Tre condanne e un’assoluzione. Si è concluso così il processo con rito abbreviato per la guerriglia urbana del 1 maggio 2015 a Milano durante il corteo contro l’Expo, quando durante la manifestazione erano state prese d’assalto auto, vetrine, negozi, banche, cassonetti, fioriere. L’accusa principale di devastazione ha retto per un solo giovane antagonista che è stato condannato a tre anni e otto mesi, mentre altri due hanno ricevuto pene fino a due anni e due mesi per il reati di resistenza a pubblico ufficiale. Un quarto antagonista è stato assolto da tutte le accuse e per lui e un altro imputato è stata revocata la misura degli arresti domiciliari.

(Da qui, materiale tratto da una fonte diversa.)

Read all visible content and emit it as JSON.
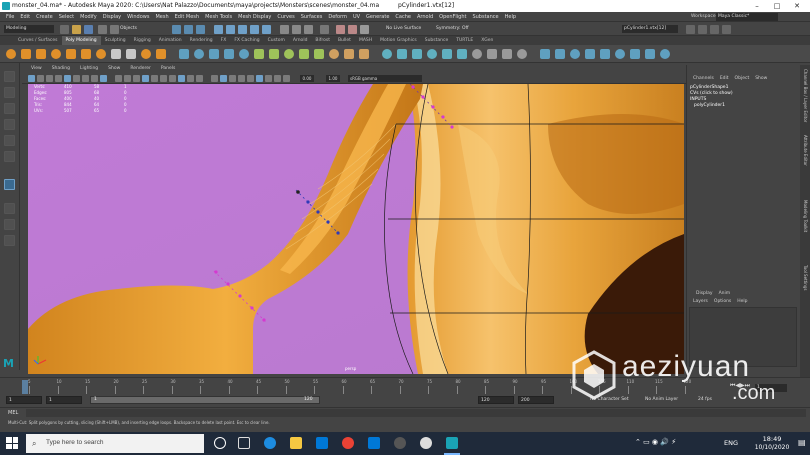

In particolare, il giudice ha condannato a 3 anni e 8 mesi Andrea Casieri (è ancora detenuto in carcere) con la concessione delle attenuanti generiche e per i reati di devastazione e incendio, resistenza a pubblico ufficiale e travisamento. Edoardo Algardi e Niccolò Ripani sono stati condannati, invece, rispettivamente a 2 anni e 2 mesi e a un anno e 8 mesi (pena sospesa) per il solo reato di resistenza, mentre per loro è caduta l’accusa principale di devastazione. Per Ripani, tra l’altro, è stata revocata la misura degli arresti domiciliari ed è tornato libero, mentre la difesa di Algardi potrà chiedere la revoca dei domiciliari. Assolto, invece, da tutte le accuse, compresa la devastazione, Alessio Dall’Acqua, per il quale è stata revocata la misura degli arresti domiciliari.

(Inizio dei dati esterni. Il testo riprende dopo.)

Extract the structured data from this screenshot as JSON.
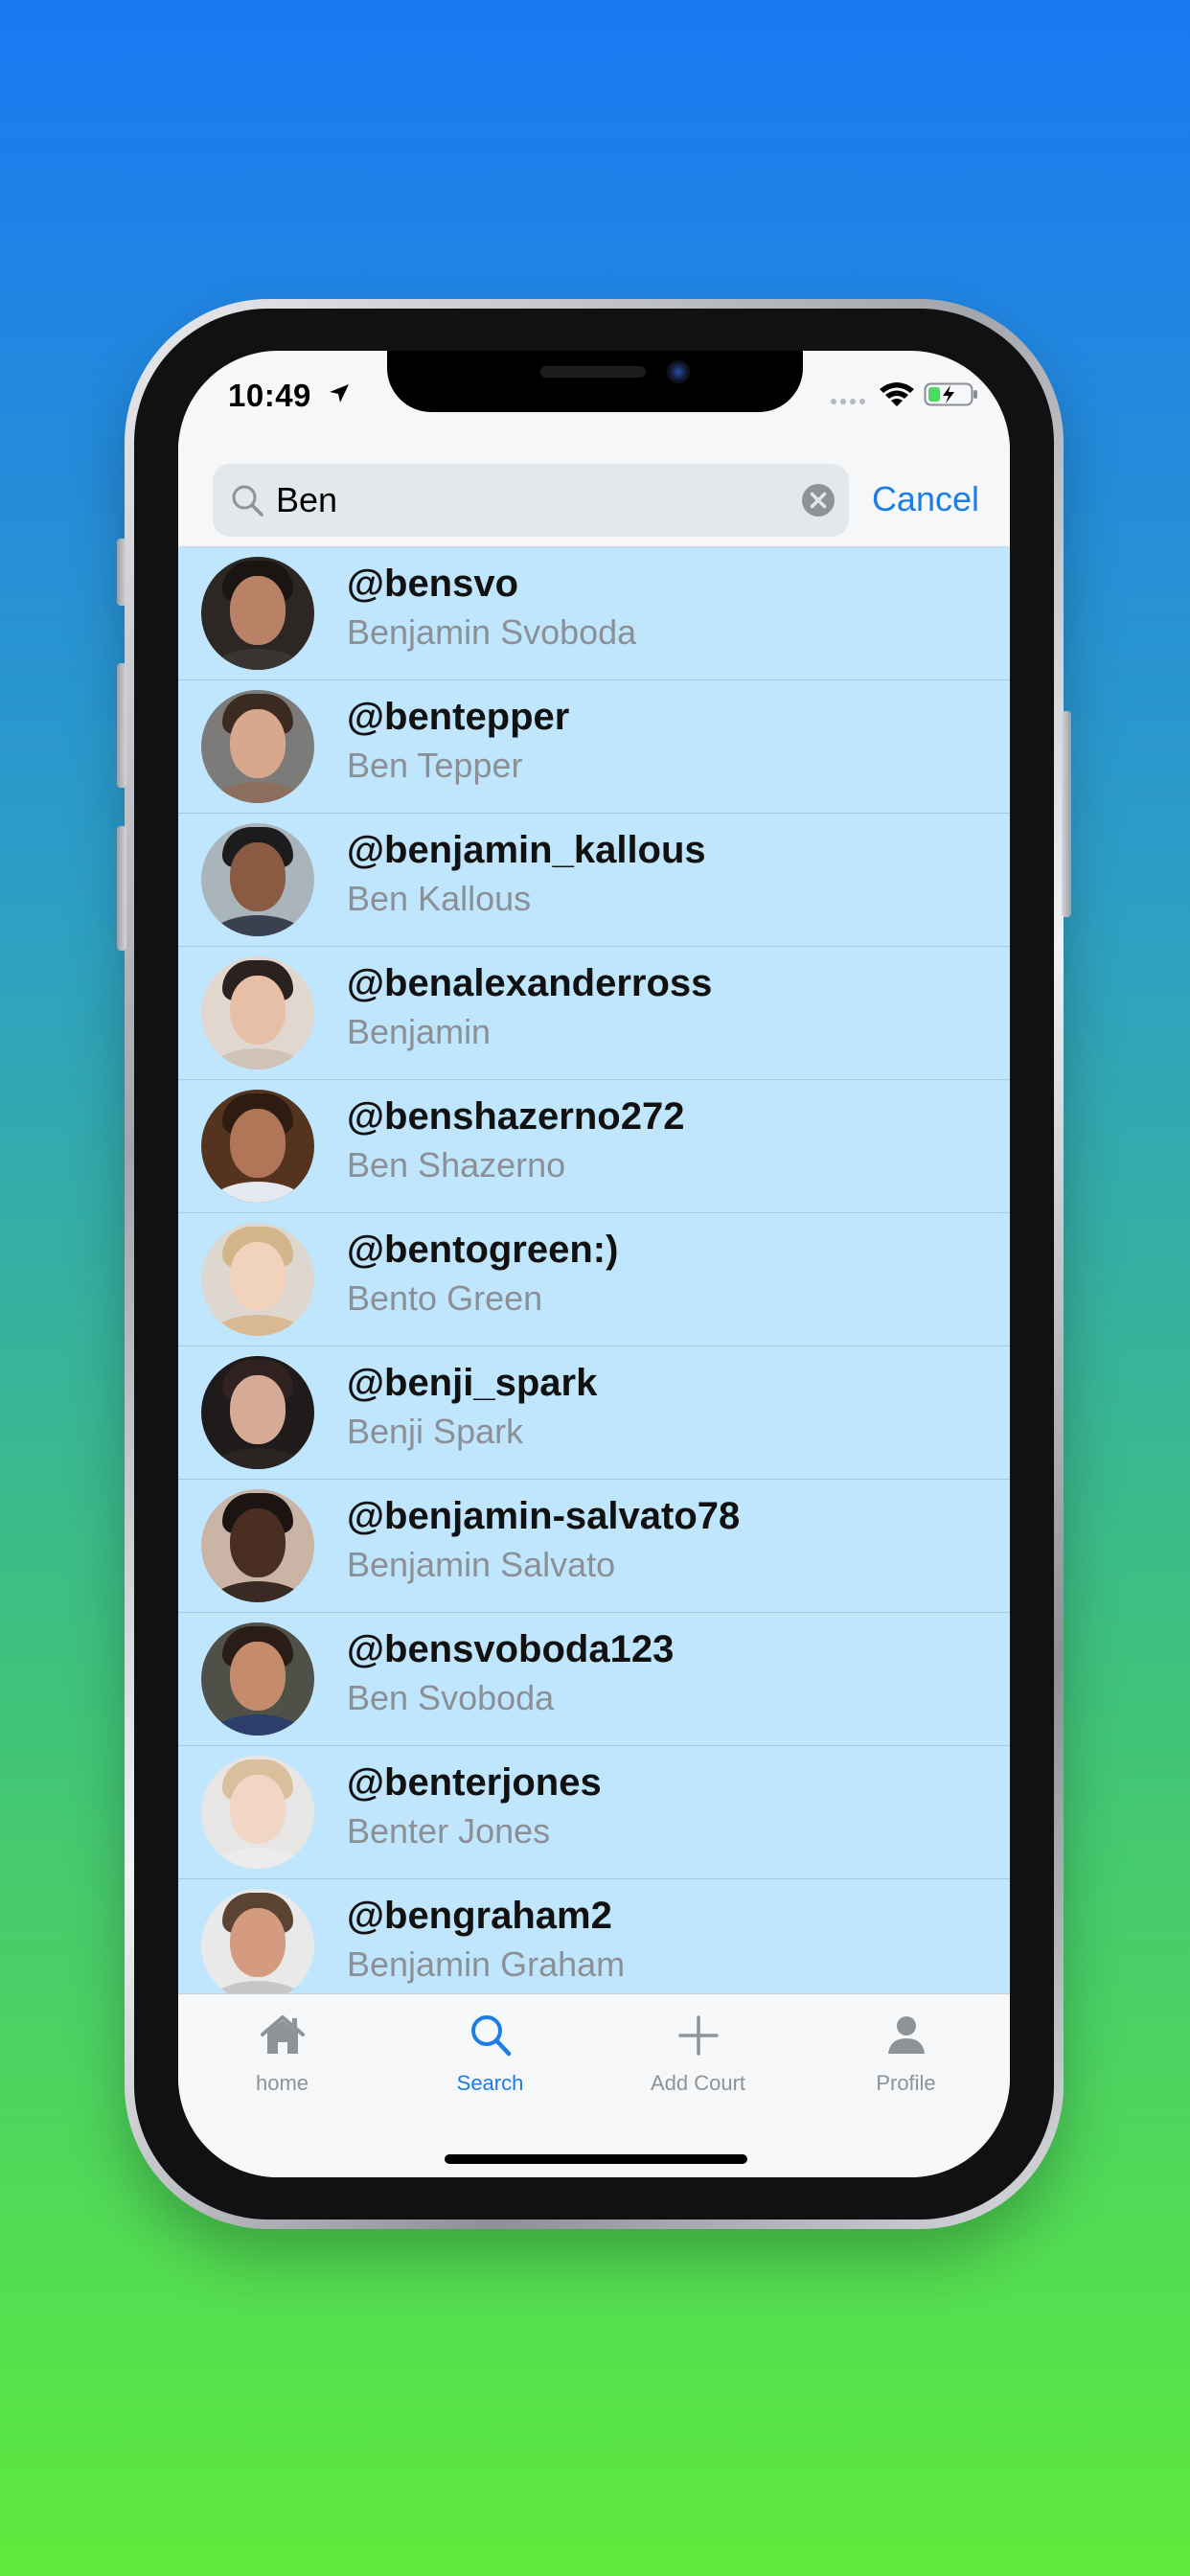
{
  "status_bar": {
    "time": "10:49"
  },
  "search": {
    "value": "Ben",
    "cancel_label": "Cancel"
  },
  "results": [
    {
      "username": "@bensvo",
      "name": "Benjamin Svoboda"
    },
    {
      "username": "@bentepper",
      "name": "Ben Tepper"
    },
    {
      "username": "@benjamin_kallous",
      "name": "Ben Kallous"
    },
    {
      "username": "@benalexanderross",
      "name": "Benjamin"
    },
    {
      "username": "@benshazerno272",
      "name": "Ben Shazerno"
    },
    {
      "username": "@bentogreen:)",
      "name": "Bento Green"
    },
    {
      "username": "@benji_spark",
      "name": "Benji Spark"
    },
    {
      "username": "@benjamin-salvato78",
      "name": "Benjamin Salvato"
    },
    {
      "username": "@bensvoboda123",
      "name": "Ben Svoboda"
    },
    {
      "username": "@benterjones",
      "name": "Benter Jones"
    },
    {
      "username": "@bengraham2",
      "name": "Benjamin Graham"
    }
  ],
  "tab_bar": {
    "tabs": [
      {
        "label": "home",
        "icon": "house-icon",
        "active": false
      },
      {
        "label": "Search",
        "icon": "search-icon",
        "active": true
      },
      {
        "label": "Add Court",
        "icon": "plus-icon",
        "active": false
      },
      {
        "label": "Profile",
        "icon": "person-icon",
        "active": false
      }
    ]
  },
  "colors": {
    "accent": "#1b7de5",
    "list_background": "#bfe6fd",
    "secondary_text": "#8a9096"
  }
}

Il giudice ha riconosciuto un risarcimento da quantificare in sede civile per Unicredit che era parte civile per due filiali danneggiate. Riconosciuto anche un risarcimento per danni di immagine da 15mila euro per il ministero dell’Interno che era parte civile e che aveva chiesto 300mila euro.

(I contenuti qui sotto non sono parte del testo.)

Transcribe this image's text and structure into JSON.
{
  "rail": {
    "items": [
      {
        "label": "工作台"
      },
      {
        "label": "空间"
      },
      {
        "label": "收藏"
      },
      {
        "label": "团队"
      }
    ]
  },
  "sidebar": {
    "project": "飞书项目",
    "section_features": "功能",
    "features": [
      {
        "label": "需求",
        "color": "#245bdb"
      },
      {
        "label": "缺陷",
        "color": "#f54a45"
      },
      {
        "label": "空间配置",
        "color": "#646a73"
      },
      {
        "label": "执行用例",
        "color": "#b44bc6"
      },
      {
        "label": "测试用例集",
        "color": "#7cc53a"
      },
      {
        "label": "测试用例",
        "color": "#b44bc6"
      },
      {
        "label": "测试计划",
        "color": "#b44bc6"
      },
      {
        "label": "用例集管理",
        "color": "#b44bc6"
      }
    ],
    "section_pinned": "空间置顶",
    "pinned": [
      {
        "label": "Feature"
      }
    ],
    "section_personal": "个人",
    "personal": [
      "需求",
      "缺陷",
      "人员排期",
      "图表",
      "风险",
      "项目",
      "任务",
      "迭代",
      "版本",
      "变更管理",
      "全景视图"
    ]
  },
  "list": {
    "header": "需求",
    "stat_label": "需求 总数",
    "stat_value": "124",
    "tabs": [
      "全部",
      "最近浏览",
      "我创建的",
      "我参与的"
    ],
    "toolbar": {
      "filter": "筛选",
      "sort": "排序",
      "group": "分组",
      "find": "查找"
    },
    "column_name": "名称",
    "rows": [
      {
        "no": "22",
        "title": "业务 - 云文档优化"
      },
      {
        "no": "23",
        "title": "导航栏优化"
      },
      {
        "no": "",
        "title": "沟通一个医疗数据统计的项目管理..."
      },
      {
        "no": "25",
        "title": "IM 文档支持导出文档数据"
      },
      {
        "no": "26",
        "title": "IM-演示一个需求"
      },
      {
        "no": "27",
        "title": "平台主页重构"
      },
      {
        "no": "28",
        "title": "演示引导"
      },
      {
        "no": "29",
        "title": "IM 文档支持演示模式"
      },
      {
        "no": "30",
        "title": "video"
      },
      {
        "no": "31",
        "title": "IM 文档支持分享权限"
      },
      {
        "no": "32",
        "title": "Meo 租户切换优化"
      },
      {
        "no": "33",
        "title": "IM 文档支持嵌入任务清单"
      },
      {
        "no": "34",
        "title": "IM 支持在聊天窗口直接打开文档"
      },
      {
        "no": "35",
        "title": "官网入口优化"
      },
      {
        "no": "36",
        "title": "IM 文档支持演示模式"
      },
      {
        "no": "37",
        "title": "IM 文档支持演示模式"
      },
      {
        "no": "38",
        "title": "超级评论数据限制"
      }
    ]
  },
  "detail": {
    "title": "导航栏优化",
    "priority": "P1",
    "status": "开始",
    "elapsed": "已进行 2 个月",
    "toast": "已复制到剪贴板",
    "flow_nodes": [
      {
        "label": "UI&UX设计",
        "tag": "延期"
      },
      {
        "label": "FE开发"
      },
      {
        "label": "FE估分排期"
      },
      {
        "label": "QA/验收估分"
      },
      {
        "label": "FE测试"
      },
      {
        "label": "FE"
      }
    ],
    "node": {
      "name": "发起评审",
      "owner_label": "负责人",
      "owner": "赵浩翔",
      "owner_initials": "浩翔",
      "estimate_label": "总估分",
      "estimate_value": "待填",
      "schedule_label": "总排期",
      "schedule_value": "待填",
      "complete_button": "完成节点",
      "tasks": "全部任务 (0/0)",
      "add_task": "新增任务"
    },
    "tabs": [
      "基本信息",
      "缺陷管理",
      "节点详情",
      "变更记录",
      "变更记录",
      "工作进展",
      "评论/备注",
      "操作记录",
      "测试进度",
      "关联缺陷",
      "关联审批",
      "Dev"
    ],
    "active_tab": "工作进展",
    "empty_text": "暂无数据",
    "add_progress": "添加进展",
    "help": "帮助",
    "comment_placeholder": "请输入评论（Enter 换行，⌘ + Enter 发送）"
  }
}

Le indagini avevano portato all’arresto dei quattro giovani lo scorso 12 novembre. Un quinto giovane milanese destinatario della misura cautelare è ancora latitante, mentre nello stesso blitz erano stati arrestati ad Atene anche cinque anarchici greci per i quali la Grecia, però, nei mesi scorsi non ha concesso l’estradizione non riconoscendo, in sostanza, il reato di devastazione e quella che l’autorità giudiziaria greca ha ritenuto un sorta di “responsabilità collettiva”.